おれの背筋に、凍りつくような寒気が走った。
なぜならそのとき、刹那さんの瞳が──
太陽の光が一切届かない、深海の底のように光を失っていたからだ。
「あの目は……ッ!」
忘れるはずがない。
あれは──“ヤンデレの目”だ。
以前、牙恩の部屋で一緒に見たアニメを思い出す。
一見ただのハーレムラブコメ。
しかし、終盤──ヒロインがヤンデレ化して、主人公の首を取るというトラウマ展開。
タイトルはたしか……“School Month”
『銀河さんも浮気すると、こうなりますよ』
牙恩のあの真顔の忠告が、今さらながらズシンと重く思い出された。
今の刹那さんの目は、あのヒロインと完全に一致していた。
刹那さんは氷の両刀身から冷気を放出し、自身の足元に氷の道──“アイスロード”を展開していく。
その氷の道は、静寂の中にすべるように伸び、東京駅前をまるで氷上競技のリンクのように変えてゆく。

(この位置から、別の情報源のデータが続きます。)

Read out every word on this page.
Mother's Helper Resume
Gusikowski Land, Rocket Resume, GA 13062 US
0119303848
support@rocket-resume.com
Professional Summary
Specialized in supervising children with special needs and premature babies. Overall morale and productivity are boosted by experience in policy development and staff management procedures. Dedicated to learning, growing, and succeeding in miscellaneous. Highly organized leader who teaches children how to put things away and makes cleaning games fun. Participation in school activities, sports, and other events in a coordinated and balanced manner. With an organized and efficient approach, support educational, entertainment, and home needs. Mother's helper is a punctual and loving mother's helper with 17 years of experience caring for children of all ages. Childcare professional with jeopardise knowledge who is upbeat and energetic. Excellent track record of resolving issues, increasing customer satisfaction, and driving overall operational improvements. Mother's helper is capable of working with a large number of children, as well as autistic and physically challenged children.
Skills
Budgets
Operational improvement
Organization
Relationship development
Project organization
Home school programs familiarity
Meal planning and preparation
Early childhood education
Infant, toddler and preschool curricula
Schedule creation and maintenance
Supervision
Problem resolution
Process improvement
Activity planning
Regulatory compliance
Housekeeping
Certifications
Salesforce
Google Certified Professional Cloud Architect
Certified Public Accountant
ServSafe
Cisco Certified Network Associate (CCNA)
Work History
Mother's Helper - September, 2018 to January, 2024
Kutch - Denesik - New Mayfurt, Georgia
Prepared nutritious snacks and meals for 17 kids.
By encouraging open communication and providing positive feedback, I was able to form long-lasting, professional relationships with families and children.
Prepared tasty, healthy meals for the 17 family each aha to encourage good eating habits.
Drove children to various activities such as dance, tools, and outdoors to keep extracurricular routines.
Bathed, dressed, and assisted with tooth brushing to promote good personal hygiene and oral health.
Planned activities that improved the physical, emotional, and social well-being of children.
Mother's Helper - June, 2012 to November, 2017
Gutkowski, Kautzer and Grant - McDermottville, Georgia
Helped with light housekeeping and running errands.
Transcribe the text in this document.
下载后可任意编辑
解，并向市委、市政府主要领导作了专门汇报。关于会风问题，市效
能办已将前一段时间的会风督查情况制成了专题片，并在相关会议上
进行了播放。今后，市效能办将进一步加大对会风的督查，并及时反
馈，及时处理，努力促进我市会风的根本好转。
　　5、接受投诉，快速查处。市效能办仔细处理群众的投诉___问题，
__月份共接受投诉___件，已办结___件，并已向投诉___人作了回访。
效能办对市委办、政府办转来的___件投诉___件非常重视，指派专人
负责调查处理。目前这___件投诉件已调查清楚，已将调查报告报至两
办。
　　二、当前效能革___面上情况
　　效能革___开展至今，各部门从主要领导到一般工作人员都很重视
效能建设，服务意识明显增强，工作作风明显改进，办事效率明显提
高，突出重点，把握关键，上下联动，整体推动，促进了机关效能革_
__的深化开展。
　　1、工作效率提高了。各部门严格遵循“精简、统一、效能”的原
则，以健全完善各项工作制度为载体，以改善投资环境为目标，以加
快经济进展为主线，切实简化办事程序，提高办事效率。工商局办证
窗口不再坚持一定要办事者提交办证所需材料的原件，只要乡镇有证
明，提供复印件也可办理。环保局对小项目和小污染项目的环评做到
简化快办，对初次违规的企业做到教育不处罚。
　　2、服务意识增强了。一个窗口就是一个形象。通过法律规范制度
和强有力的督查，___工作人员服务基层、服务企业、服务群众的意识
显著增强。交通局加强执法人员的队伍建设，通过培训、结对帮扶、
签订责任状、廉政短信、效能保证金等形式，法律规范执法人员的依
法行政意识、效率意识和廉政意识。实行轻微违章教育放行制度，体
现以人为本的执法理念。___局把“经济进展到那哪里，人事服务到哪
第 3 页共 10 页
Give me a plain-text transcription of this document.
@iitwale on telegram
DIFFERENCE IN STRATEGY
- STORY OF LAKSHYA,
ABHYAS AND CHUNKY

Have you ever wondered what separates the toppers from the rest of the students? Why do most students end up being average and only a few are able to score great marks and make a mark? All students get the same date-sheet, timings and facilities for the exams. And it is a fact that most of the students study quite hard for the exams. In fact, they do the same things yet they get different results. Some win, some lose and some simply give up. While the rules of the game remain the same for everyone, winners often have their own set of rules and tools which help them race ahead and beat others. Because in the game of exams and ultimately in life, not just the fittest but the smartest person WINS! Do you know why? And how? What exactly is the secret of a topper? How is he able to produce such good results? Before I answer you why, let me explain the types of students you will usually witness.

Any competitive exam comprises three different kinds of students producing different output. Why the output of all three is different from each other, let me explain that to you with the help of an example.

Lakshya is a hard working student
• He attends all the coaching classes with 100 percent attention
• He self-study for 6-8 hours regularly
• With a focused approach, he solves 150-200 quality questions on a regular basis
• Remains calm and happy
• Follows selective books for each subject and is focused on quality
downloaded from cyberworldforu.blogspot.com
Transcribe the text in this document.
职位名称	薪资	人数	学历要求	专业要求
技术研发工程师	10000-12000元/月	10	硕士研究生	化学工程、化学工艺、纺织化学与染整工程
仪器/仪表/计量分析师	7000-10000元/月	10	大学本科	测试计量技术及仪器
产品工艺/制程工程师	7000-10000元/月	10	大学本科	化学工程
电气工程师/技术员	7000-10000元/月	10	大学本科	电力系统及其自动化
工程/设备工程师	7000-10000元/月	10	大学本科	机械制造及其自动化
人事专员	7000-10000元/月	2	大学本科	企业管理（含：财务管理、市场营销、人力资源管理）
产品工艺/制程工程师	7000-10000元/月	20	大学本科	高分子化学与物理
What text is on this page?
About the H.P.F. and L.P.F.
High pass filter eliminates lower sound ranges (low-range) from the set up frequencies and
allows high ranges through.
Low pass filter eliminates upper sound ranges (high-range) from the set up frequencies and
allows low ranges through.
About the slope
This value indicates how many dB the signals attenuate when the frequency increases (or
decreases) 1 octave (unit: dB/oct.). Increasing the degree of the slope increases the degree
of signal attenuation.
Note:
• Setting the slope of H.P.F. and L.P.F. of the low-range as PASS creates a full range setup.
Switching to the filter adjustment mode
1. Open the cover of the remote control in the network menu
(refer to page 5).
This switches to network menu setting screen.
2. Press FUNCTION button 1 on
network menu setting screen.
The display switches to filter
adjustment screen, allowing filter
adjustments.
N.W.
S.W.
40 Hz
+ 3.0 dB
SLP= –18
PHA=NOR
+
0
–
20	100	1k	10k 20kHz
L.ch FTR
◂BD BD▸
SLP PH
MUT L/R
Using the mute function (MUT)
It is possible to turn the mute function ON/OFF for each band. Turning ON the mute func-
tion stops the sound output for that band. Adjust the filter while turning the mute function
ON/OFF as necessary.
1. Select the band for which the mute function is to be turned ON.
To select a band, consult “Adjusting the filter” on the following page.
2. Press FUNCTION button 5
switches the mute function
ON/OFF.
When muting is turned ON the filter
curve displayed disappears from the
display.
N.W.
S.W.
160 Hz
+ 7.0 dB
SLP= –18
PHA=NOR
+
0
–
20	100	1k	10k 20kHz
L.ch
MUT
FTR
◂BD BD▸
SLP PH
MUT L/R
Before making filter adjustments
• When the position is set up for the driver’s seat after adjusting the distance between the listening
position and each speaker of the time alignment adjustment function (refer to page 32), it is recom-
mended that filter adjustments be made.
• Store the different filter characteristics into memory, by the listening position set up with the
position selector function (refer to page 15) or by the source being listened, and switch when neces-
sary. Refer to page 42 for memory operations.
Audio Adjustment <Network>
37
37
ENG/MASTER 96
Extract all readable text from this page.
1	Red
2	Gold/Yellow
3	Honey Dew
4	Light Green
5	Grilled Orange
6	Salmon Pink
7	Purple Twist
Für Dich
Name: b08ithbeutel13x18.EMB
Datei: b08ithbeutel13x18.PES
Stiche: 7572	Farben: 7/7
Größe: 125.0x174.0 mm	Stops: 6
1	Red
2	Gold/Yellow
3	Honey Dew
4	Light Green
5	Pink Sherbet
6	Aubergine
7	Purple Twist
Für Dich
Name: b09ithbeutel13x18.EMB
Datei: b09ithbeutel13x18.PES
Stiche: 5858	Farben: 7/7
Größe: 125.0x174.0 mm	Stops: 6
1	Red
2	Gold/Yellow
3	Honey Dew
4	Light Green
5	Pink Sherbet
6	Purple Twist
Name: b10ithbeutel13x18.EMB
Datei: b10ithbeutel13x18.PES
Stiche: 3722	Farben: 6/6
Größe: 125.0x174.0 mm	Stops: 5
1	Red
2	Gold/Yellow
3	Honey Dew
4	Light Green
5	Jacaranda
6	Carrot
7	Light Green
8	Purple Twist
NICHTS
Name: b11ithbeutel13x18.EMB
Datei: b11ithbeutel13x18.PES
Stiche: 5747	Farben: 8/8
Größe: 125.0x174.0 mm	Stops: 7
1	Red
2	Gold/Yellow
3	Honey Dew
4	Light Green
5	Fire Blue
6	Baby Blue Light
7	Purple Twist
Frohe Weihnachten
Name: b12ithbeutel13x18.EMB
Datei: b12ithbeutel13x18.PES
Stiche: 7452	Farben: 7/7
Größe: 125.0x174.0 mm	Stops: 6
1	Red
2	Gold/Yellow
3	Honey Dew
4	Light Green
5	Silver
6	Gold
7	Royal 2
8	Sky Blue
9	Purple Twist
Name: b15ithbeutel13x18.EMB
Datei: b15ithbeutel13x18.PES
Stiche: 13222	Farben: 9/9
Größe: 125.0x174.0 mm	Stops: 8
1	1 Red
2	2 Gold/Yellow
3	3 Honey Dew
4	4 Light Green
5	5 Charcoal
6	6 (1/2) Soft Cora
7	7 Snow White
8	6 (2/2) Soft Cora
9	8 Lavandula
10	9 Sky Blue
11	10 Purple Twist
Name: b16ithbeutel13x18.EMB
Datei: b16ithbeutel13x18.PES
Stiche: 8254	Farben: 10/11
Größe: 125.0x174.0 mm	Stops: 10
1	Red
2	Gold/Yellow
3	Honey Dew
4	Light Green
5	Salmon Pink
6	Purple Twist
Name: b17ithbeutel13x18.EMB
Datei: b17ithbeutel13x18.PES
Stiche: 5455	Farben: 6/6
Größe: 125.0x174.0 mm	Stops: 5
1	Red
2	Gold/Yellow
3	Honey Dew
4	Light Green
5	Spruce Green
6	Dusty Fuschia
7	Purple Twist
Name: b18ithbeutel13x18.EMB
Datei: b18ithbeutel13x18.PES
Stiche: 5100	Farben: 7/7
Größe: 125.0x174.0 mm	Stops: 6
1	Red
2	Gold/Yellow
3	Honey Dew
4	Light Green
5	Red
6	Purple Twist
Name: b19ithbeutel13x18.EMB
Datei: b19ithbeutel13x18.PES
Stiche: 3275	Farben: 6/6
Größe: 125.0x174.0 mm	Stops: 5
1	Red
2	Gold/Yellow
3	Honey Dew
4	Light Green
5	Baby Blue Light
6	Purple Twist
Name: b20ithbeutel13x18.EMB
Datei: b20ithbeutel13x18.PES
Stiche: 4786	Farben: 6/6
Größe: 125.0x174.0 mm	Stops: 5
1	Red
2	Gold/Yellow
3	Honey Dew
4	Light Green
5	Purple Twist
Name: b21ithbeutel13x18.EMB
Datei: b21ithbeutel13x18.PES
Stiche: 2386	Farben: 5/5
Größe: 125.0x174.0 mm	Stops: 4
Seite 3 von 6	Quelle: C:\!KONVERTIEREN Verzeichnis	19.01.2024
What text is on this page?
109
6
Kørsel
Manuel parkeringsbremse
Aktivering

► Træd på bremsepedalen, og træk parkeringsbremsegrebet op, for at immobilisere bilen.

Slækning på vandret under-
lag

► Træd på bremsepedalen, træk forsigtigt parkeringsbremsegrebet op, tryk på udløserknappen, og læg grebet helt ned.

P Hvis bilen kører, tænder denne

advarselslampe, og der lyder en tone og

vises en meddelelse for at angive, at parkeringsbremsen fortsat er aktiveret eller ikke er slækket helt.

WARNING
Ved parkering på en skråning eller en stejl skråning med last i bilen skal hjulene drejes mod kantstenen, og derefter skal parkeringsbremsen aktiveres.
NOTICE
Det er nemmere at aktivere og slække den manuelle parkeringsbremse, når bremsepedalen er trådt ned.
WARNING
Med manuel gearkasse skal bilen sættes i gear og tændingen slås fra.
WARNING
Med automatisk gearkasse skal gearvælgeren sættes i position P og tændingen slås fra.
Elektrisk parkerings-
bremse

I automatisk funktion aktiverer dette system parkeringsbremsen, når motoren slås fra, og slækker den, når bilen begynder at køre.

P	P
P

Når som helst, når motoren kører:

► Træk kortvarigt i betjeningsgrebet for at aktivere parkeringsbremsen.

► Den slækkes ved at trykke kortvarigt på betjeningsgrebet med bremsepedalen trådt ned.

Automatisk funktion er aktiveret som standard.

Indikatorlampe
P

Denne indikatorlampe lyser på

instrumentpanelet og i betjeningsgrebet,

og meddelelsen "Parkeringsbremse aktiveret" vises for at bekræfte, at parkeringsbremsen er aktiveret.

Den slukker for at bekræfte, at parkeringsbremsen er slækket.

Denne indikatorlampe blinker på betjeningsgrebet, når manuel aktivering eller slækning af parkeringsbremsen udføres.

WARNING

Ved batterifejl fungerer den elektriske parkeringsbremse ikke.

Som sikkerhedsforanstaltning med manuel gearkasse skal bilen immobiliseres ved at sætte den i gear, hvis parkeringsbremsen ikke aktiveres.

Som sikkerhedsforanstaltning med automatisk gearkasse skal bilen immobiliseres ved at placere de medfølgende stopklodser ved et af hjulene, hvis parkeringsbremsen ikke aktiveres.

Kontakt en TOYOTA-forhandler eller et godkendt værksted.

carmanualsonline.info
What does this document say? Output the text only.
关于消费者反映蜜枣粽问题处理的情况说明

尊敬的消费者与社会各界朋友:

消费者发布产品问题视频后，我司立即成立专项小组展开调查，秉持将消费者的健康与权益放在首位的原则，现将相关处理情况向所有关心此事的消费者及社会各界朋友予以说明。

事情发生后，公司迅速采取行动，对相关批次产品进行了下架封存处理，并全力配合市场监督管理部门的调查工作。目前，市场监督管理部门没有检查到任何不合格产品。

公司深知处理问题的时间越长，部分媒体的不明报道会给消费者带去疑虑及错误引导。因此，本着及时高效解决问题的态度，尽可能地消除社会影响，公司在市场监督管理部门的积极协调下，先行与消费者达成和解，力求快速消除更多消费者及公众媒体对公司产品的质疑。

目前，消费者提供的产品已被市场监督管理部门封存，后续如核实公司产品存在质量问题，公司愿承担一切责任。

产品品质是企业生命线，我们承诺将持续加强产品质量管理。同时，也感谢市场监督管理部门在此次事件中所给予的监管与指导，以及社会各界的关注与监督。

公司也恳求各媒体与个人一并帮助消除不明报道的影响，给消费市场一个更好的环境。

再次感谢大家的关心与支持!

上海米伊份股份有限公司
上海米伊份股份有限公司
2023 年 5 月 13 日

彼女はその上を、フィギュアスケーターのような華麗なフォームで滑り出した。
優雅でしなやか。
だが……何よりも恐ろしい。
その動きは美しさと同時に、確実な殺意を孕んでいた。
氷上の女王が、狩りに出たのだ。
その異様なオーラに反応したのか──
前方にいた10体のハリネズミ型・雷属性の上級悪霊たちが、一斉にびくついたように背を向け、逃走を図る。
即座に悪霊たちの背中には、“雷の円形型霊法陣が展開されてゆく。
『ひいぃぃぃッ!来るなぁああ!!』
とでも言いたげな、必死の形相。
そして次の瞬間——
“雷の円形型霊法陣” が黄色に輝くと——
バチバチバチバチバチィィンッ!!
無数の雷針が、怒涛の勢いで刹那さんめがけて襲いかかる!
だが——彼女は、まったく動じなかった。
刹那さんは、氷の両刀身からさらに多くの冷気を放出。
そのまま進行方向へと、斜めに傾けた巨大な氷の発射台を瞬時に生成すると、勢いよく駆け上がり——空へと跳躍!
雷針の嵐を、すべてかわしてみせた。
——宙を舞う刹那さん。
だがそこへ、悪霊たちはさらなる雷の追撃を放つ。
バチバチバチバチバチィィンッ!!
空へと向けて連射される雷針。
電撃の奔流が、彼女を呑み込まんと迫る!
しかし——
キンッ!キンッ!キィンッ!!
刹那さんは両手で氷の精霊両刀を旋回させ、空中で次々と雷針を弾き落としていく。
閃く氷の刀身と雷針が、空で交錯する。
まるで、天空に咲く氷雷の乱舞。
そのまま刹那さんは悪霊たちの中心に着地。
そして、静けさを貫くように——彼女の冷たく、美しい声が響き渡った。
「氷の叫び THE THIRD!!」
両足を軸に、高速スピンを開始する。
まるでフィギュアスケートの選手が氷上を舞うように——美しく、そして力強く。
「滅多大雪斬!!!!」
次の瞬間──
氷の両刀身が、音もなく鋭く、そして長く伸びた。
周囲半径10メートルの空間が、一瞬にして氷の風に包まれる。
その圏内にいた約100体の悪霊たちが、悪霊玉ごと──真っ二つに、断ち斬られていた。
静かに舞い落ちる粉雪。辺りに咲く、淡く儚い氷の華。
そして──その中心に立つ、なおも怒りを湛えたまま構えを解く、田中刹那さんの姿。
まるで、氷の女帝のように──冷たく、そして威厳に満ち──
堂々と、その場に仁王立ちしていた。